In 2022, many witnessed how a person’s fate changes in an instant depending on their passport, so they became interested in the possibility of so-called second citizenship planning. This is a situation where a foreigner first receives a residence permit, moves, lives, and then receives a passport.

If we look at statistics, only 1-3% of clients approached us with planning a second citizenship in, and their share increased to 20-25% in 2020-2023. The trend has changed.

I even gave this trend a name. “Advena Cōnscius,” a conscious migrant.

Perhaps, if we look at migrants from Russia and Belarus, the percentage would be even higher, because some of them start a foreign business with the hope of obtaining a new citizenship. But the opposite scenario is also possible: “First the passport, then the business.” For example, your website offers citizenship in Vanuatu, an island country in the Pacific Ocean. What problems does registration of its citizenship solve?

Milan: Until recently, this passport also served as a travel document. Until the European Union suspended the visa-free regime for citizens of this island country. And until the UK abolished the visa-free regime.

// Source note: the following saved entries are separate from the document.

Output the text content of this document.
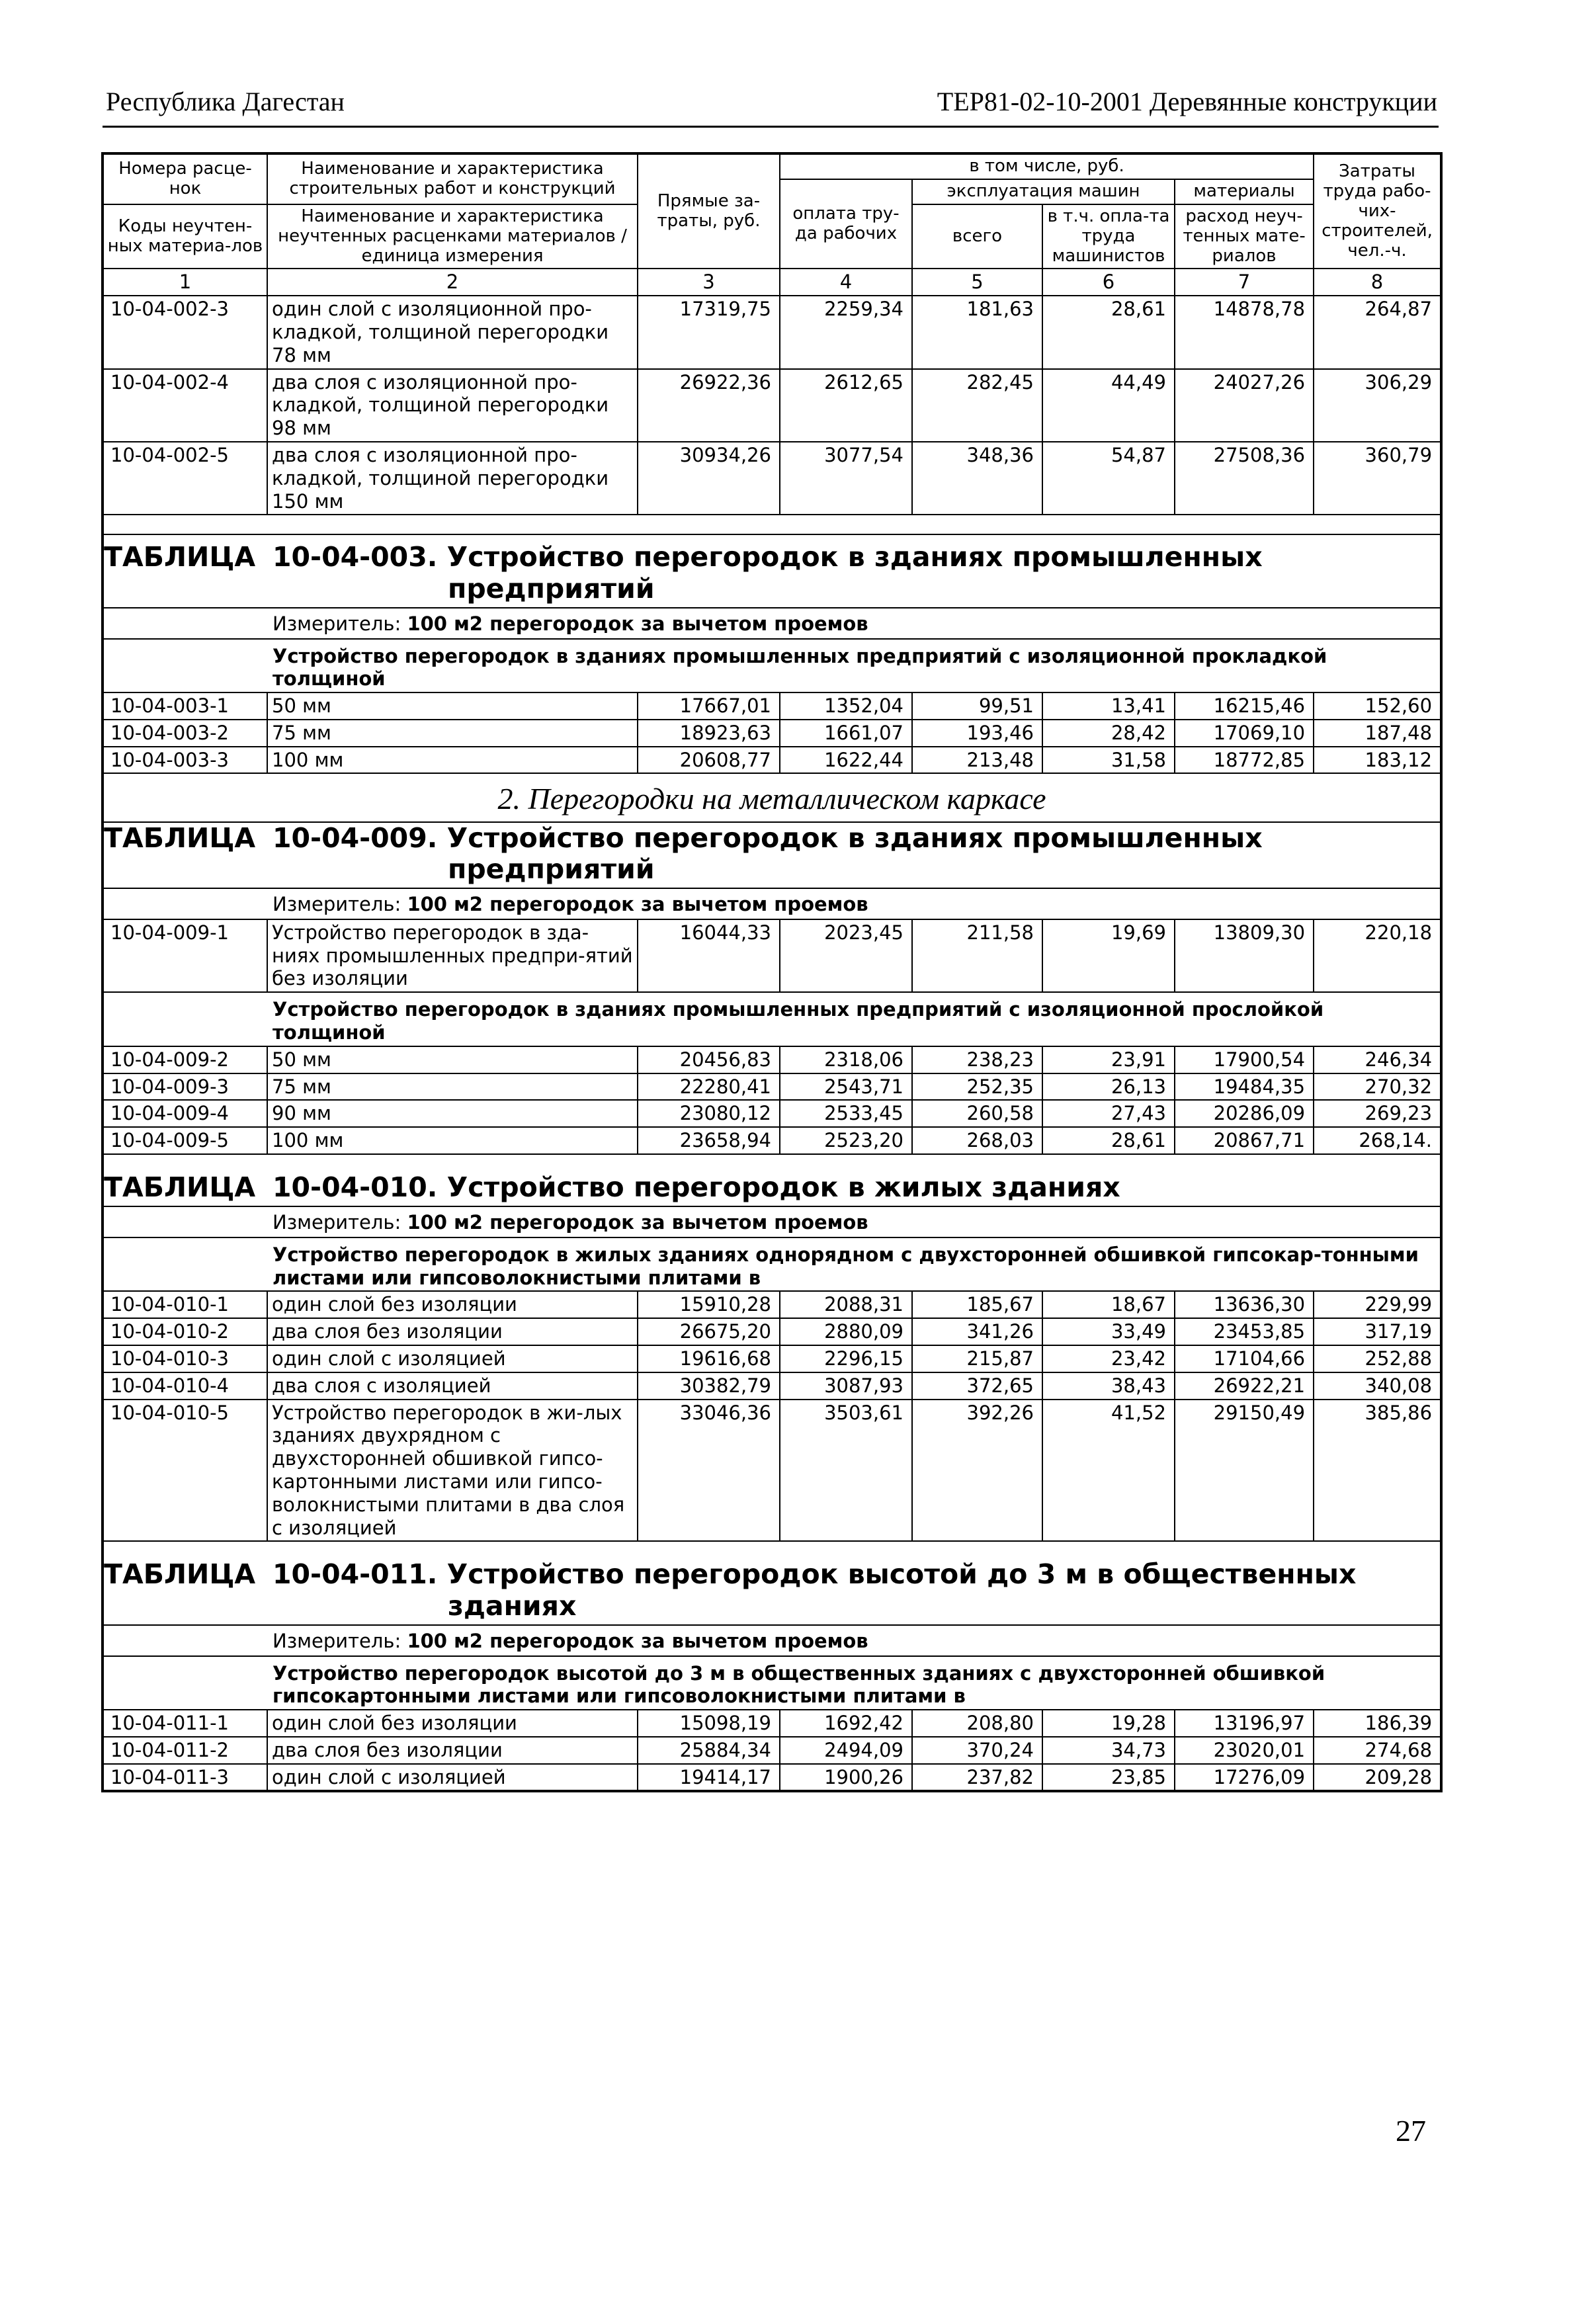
Республика Дагестан	ТЕР81-02-10-2001 Деревянные конструкции
Номера расце-нок	Наименование и характеристика строительных работ и конструкций	Прямые за-траты, руб.	в том числе, руб.				Затраты труда рабо-чих-строителей, чел.-ч.
			оплата тру-да рабочих	эксплуатация машин		материалы	
Коды неучтен-ных материа-лов	Наименование и характеристика неучтенных расценками материалов / единица измерения			всего	в т.ч. опла-та труда машинистов	расход неуч-тенных мате-риалов	

1	2	3	4	5	6	7	8
10-04-002-3	один слой с изоляционной про-кладкой, толщиной перегородки 78 мм	17319,75	2259,34	181,63	28,61	14878,78	264,87
10-04-002-4	два слоя с изоляционной про-кладкой, толщиной перегородки 98 мм	26922,36	2612,65	282,45	44,49	24027,26	306,29
10-04-002-5	два слоя с изоляционной про-кладкой, толщиной перегородки 150 мм	30934,26	3077,54	348,36	54,87	27508,36	360,79

ТАБЛИЦА 10-04-003. Устройство перегородок в зданиях промышленных
предприятий							

Измеритель: 100 м2 перегородок за вычетом проемов							
Устройство перегородок в зданиях промышленных предприятий с изоляционной прокладкой толщиной							
10-04-003-1	50 мм	17667,01	1352,04	99,51	13,41	16215,46	152,60
10-04-003-2	75 мм	18923,63	1661,07	193,46	28,42	17069,10	187,48
10-04-003-3	100 мм	20608,77	1622,44	213,48	31,58	18772,85	183,12
2. Перегородки на металлическом каркасе							
ТАБЛИЦА 10-04-009. Устройство перегородок в зданиях промышленных
предприятий							

Измеритель: 100 м2 перегородок за вычетом проемов							
10-04-009-1	Устройство перегородок в зда-ниях промышленных предпри-ятий без изоляции	16044,33	2023,45	211,58	19,69	13809,30	220,18
Устройство перегородок в зданиях промышленных предприятий с изоляционной прослойкой толщиной							
10-04-009-2	50 мм	20456,83	2318,06	238,23	23,91	17900,54	246,34
10-04-009-3	75 мм	22280,41	2543,71	252,35	26,13	19484,35	270,32
10-04-009-4	90 мм	23080,12	2533,45	260,58	27,43	20286,09	269,23
10-04-009-5	100 мм	23658,94	2523,20	268,03	28,61	20867,71	268,14.
ТАБЛИЦА 10-04-010. Устройство перегородок в жилых зданиях							
Измеритель: 100 м2 перегородок за вычетом проемов							
Устройство перегородок в жилых зданиях однорядном с двухсторонней обшивкой гипсокар-тонными листами или гипсоволокнистыми плитами в							
10-04-010-1	один слой без изоляции	15910,28	2088,31	185,67	18,67	13636,30	229,99
10-04-010-2	два слоя без изоляции	26675,20	2880,09	341,26	33,49	23453,85	317,19
10-04-010-3	один слой с изоляцией	19616,68	2296,15	215,87	23,42	17104,66	252,88
10-04-010-4	два слоя с изоляцией	30382,79	3087,93	372,65	38,43	26922,21	340,08
10-04-010-5	Устройство перегородок в жи-лых зданиях двухрядном с двухсторонней обшивкой гипсо-картонными листами или гипсо-волокнистыми плитами в два слоя с изоляцией	33046,36	3503,61	392,26	41,52	29150,49	385,86
ТАБЛИЦА 10-04-011. Устройство перегородок высотой до 3 м в общественных
зданиях							

Измеритель: 100 м2 перегородок за вычетом проемов							
Устройство перегородок высотой до 3 м в общественных зданиях с двухсторонней обшивкой гипсокартонными листами или гипсоволокнистыми плитами в							
10-04-011-1	один слой без изоляции	15098,19	1692,42	208,80	19,28	13196,97	186,39
10-04-011-2	два слоя без изоляции	25884,34	2494,09	370,24	34,73	23020,01	274,68
10-04-011-3	один слой с изоляцией	19414,17	1900,26	237,82	23,85	17276,09	209,28
27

But after these two events happened, the demand for this citizenship only increased. Nobody in the industry understands why.

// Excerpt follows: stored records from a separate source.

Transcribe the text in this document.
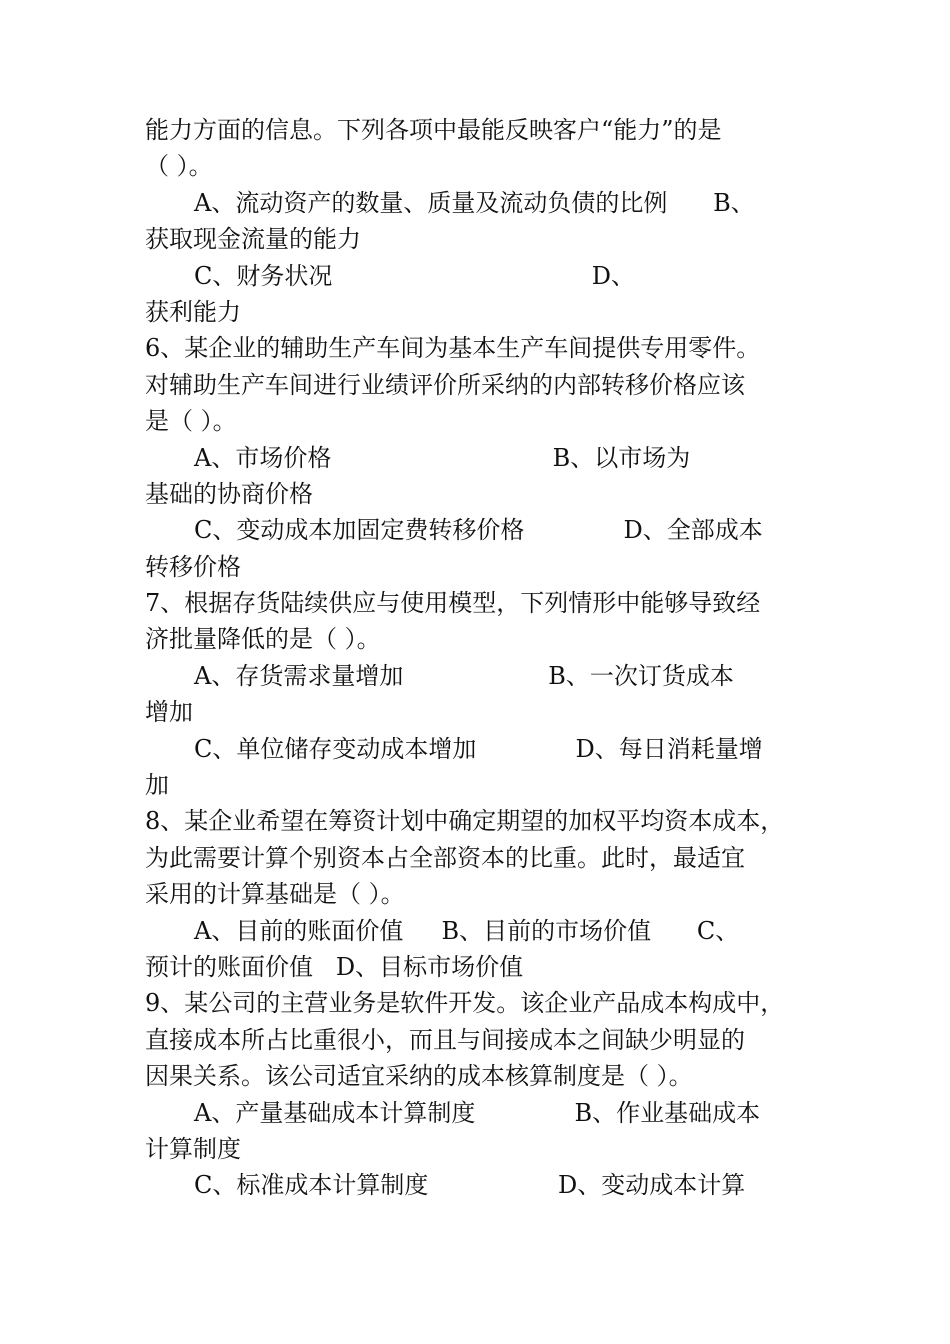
能力方面的信息。下列各项中最能反映客户“能力”的是
（ ）。
A、流动资产的数量、质量及流动负债的比例      B、
获取现金流量的能力
C、财务状况                                  D、
获利能力
6、某企业的辅助生产车间为基本生产车间提供专用零件。
对辅助生产车间进行业绩评价所采纳的内部转移价格应该
是（ ）。
A、市场价格                             B、以市场为
基础的协商价格
C、变动成本加固定费转移价格             D、全部成本
转移价格
7、根据存货陆续供应与使用模型，下列情形中能够导致经
济批量降低的是（ ）。
A、存货需求量增加                   B、一次订货成本
增加
C、单位储存变动成本增加             D、每日消耗量增
加
8、某企业希望在筹资计划中确定期望的加权平均资本成本，
为此需要计算个别资本占全部资本的比重。此时，最适宜
采用的计算基础是（ ）。
A、目前的账面价值     B、目前的市场价值      C、
预计的账面价值   D、目标市场价值
9、某公司的主营业务是软件开发。该企业产品成本构成中，
直接成本所占比重很小，而且与间接成本之间缺少明显的
因果关系。该公司适宜采纳的成本核算制度是（ ）。
A、产量基础成本计算制度             B、作业基础成本
计算制度
C、标准成本计算制度                 D、变动成本计算
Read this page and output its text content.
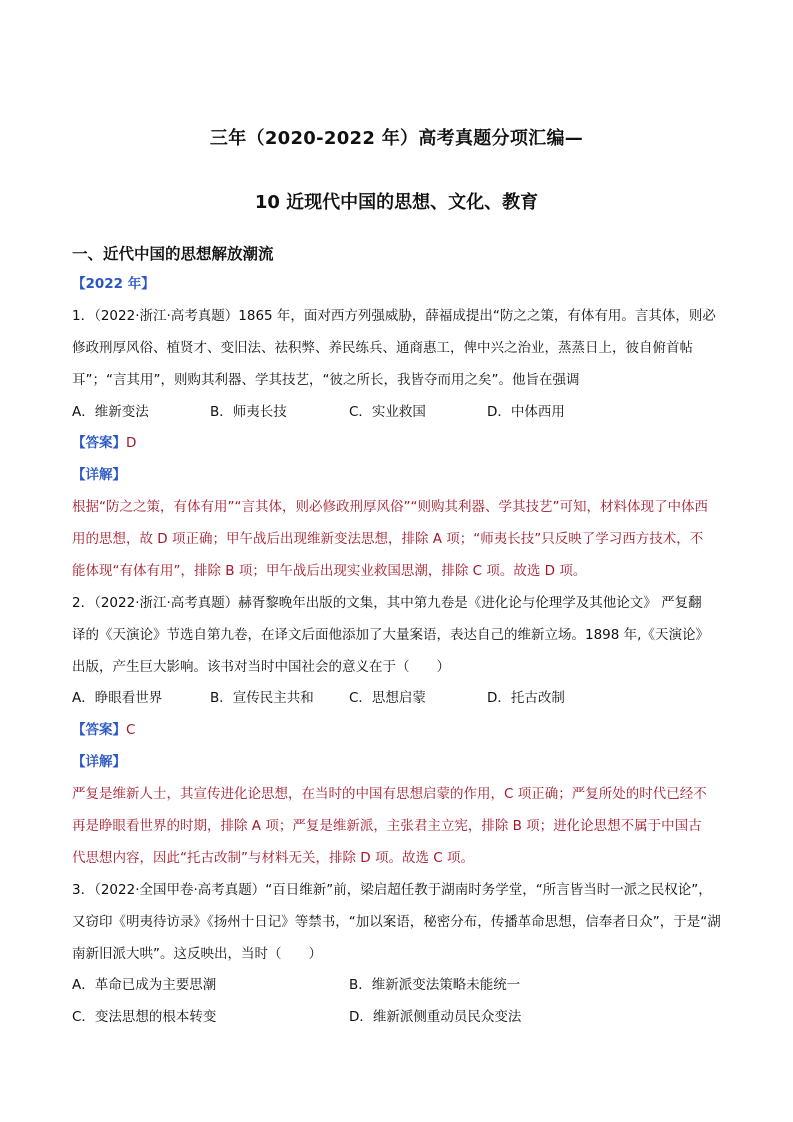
三年（2020-2022 年）高考真题分项汇编—
10 近现代中国的思想、文化、教育
一、近代中国的思想解放潮流
【2022 年】
1．（2022·浙江·高考真题）1865 年，面对西方列强威胁，薛福成提出“防之之策，有体有用。言其体，则必
修政刑厚风俗、植贤才、变旧法、祛积弊、养民练兵、通商惠工，俾中兴之治业，蒸蒸日上，彼自俯首帖
耳”；“言其用”，则购其利器、学其技艺，“彼之所长，我皆夺而用之矣”。他旨在强调
A．维新变法	B．师夷长技	C．实业救国	D．中体西用
【答案】D
【详解】
根据“防之之策，有体有用”“言其体，则必修政刑厚风俗”“则购其利器、学其技艺”可知，材料体现了中体西
用的思想，故 D 项正确；甲午战后出现维新变法思想，排除 A 项；“师夷长技”只反映了学习西方技术，不
能体现“有体有用”，排除 B 项；甲午战后出现实业救国思潮，排除 C 项。故选 D 项。
2．（2022·浙江·高考真题）赫胥黎晚年出版的文集，其中第九卷是《进化论与伦理学及其他论文》 严复翻
译的《天演论》节选自第九卷，在译文后面他添加了大量案语，表达自己的维新立场。1898 年,《天演论》
出版，产生巨大影响。该书对当时中国社会的意义在于（　　）
A．睁眼看世界	B．宣传民主共和	C．思想启蒙	D．托古改制
【答案】C
【详解】
严复是维新人士，其宣传进化论思想，在当时的中国有思想启蒙的作用，C 项正确；严复所处的时代已经不
再是睁眼看世界的时期，排除 A 项；严复是维新派，主张君主立宪，排除 B 项；进化论思想不属于中国古
代思想内容，因此“托古改制”与材料无关，排除 D 项。故选 C 项。
3．（2022·全国甲卷·高考真题）“百日维新”前，梁启超任教于湖南时务学堂，“所言皆当时一派之民权论”，
又窃印《明夷待访录》《扬州十日记》等禁书，“加以案语，秘密分布，传播革命思想，信奉者日众”，于是“湖
南新旧派大哄”。这反映出，当时（　　）
A．革命已成为主要思潮	B．维新派变法策略未能统一
C．变法思想的根本转变	D．维新派侧重动员民众变法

This citizenship is mainly acquired by representatives of the IT industry. This passport is used for further structuring of the current business, setting up new structures, as well as obtaining both residency and tax residency using an alternative passport. That is, people build the foundation for creating the entire future structure.

Since we discussed situation in different locations, let’s end the conversation with some advice to our readers. What should people pay attention to when changing their tax residence, including when relocation their game studio?

Milan: Well, first of all, you should remember the set of tax obligations:

  • Corporate tax;
  • Capital gains tax;
  • Tax on dividends;
  • Tax on retained earnings;
  • Payroll tax;
  • Additional social charges.

The second thing you should pay attention to is the presence of real infrastructure for doing business in a particular new jurisdiction.

For example, in Serbia, where many tech companies relocated their businesses in 2022, many had nowhere to physically place people, because there was practically no such thing as an office center in Belgrade. And the situation practically remains the same.

The same goes for Cyprus, which seems to be much more developed from a business point of view. Russian and Belarusian companies faced a lack of office spaces in 2022. In 2023, Israeli companies, which relocated their senior staff and the highest stratum of their qualified employees en masse, faced the same problem. All of them had nowhere to place their staff. As a result, the vast majority of people ended up working from home.

Very useful info. Thanks for the interview.